If the project is MERN stack (MongoDB + Express + React + Node.js — detected from package.json / requirements), append a `### MERN Stack Notes` section to AGENTS.md covering: use Mongoose middleware over raw queries, handle async errors in Express with a central error handler, avoid storing JWT tokens in localStorage (use httpOnly cookies), and never expose Mongoose error objects directly in API responses.

## Step 4B: Architectural Change Detection (Delta Runs Only)
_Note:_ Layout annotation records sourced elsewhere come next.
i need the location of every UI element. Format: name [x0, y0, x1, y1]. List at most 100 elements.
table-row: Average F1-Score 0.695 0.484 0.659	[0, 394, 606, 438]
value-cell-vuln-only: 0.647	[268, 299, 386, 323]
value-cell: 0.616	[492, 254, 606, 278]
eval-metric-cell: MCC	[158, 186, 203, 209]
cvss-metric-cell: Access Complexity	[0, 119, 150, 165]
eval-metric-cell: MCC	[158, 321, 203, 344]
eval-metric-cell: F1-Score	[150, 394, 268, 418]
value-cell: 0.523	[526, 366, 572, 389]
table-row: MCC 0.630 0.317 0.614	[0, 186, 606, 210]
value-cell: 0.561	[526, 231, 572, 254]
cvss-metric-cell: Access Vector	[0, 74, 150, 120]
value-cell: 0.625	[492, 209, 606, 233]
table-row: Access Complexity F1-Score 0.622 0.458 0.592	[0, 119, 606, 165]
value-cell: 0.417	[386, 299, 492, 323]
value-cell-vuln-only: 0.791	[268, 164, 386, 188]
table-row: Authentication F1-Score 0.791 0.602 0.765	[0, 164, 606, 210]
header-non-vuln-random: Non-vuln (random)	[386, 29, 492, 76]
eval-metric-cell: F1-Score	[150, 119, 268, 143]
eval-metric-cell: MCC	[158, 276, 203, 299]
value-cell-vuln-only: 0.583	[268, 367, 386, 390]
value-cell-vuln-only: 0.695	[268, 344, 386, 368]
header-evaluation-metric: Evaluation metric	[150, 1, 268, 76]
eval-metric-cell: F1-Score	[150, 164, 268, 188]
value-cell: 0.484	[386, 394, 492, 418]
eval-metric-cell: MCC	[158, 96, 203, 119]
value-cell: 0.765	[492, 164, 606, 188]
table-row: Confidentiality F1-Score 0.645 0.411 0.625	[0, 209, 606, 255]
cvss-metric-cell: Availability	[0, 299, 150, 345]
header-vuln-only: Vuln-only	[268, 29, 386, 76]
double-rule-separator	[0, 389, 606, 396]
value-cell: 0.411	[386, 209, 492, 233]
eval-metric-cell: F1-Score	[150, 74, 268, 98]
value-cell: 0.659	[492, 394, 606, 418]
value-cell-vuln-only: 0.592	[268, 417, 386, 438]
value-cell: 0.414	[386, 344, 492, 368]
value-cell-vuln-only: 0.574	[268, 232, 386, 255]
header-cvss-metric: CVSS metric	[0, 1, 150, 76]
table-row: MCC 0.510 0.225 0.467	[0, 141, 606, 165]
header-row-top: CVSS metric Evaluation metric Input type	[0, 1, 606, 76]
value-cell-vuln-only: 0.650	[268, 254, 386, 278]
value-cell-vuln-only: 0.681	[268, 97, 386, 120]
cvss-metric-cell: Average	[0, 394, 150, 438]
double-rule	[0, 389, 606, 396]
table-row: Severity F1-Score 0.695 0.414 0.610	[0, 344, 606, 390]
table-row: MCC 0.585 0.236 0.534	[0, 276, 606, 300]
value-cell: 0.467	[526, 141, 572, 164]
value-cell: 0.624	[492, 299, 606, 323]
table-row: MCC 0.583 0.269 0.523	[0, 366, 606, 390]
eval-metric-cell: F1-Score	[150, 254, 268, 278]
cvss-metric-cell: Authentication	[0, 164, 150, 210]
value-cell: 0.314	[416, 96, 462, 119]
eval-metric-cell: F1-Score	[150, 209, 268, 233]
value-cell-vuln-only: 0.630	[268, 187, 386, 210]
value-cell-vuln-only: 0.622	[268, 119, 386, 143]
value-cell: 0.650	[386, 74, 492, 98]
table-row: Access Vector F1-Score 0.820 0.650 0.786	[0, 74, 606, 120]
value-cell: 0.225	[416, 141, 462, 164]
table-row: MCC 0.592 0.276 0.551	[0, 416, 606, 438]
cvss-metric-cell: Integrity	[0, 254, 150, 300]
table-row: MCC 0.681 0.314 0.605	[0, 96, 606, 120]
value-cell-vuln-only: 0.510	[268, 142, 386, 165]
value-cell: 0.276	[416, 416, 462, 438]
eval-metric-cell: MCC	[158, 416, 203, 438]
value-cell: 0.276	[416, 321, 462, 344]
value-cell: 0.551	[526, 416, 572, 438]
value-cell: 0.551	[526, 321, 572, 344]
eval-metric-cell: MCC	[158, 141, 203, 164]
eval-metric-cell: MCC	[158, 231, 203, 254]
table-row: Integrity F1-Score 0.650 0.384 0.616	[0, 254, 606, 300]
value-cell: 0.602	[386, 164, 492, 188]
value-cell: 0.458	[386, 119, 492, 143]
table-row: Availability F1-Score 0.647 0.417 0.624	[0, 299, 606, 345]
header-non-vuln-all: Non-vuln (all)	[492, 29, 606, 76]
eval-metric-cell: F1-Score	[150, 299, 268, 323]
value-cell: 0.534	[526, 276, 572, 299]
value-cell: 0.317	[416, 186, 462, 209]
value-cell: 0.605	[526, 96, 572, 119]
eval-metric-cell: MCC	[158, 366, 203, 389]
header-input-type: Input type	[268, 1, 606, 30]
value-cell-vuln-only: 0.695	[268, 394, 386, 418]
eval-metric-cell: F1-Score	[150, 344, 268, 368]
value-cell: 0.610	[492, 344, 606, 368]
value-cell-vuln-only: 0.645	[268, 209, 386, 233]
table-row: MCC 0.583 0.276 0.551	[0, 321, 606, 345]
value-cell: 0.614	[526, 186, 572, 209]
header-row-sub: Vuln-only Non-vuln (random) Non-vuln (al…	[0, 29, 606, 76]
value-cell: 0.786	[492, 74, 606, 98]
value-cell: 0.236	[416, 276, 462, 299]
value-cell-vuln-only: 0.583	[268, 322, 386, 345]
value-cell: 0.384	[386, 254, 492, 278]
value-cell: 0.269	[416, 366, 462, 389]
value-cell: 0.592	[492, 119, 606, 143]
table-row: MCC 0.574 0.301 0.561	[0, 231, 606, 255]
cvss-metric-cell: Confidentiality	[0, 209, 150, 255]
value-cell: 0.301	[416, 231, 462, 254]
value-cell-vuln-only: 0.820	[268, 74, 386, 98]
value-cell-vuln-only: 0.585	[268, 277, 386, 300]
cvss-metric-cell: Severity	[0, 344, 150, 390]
After patching `project-doc.md`, compare the new version against the previous. Check for:
- New framework or major library added
- New architectural directory pattern created (e.g. new `/lib/hooks/`, `/services/`)
- Major dependency swap (e.g. axios → fetch, moment → dayjs)
- New auth or session handling pattern

If any detected, show:

```
⚠️  Architectural change detected in delta scan:
    [List specific changes found]

AGENTS.md may need updating. Review and confirm:
  [y] Update AGENTS.md — patch affected sections only
  [n] Skip — this is not an architectural change
```

Only on `[y]` confirmation: patch the relevant sections of `AGENTS.md`. Never rewrite the full file.

## Step 5: Report

Print a summary:

```
✅ Scan complete ([FULL/DELTA])
   project-doc.md → updated
   AGENTS.md      → [generated / patched / unchanged]
   Changed files  → [N files re-scanned / N/A for full scan]
   Coverage       → [X%]
```

Update `state.json` field `checkpoints.scan = "completed"`.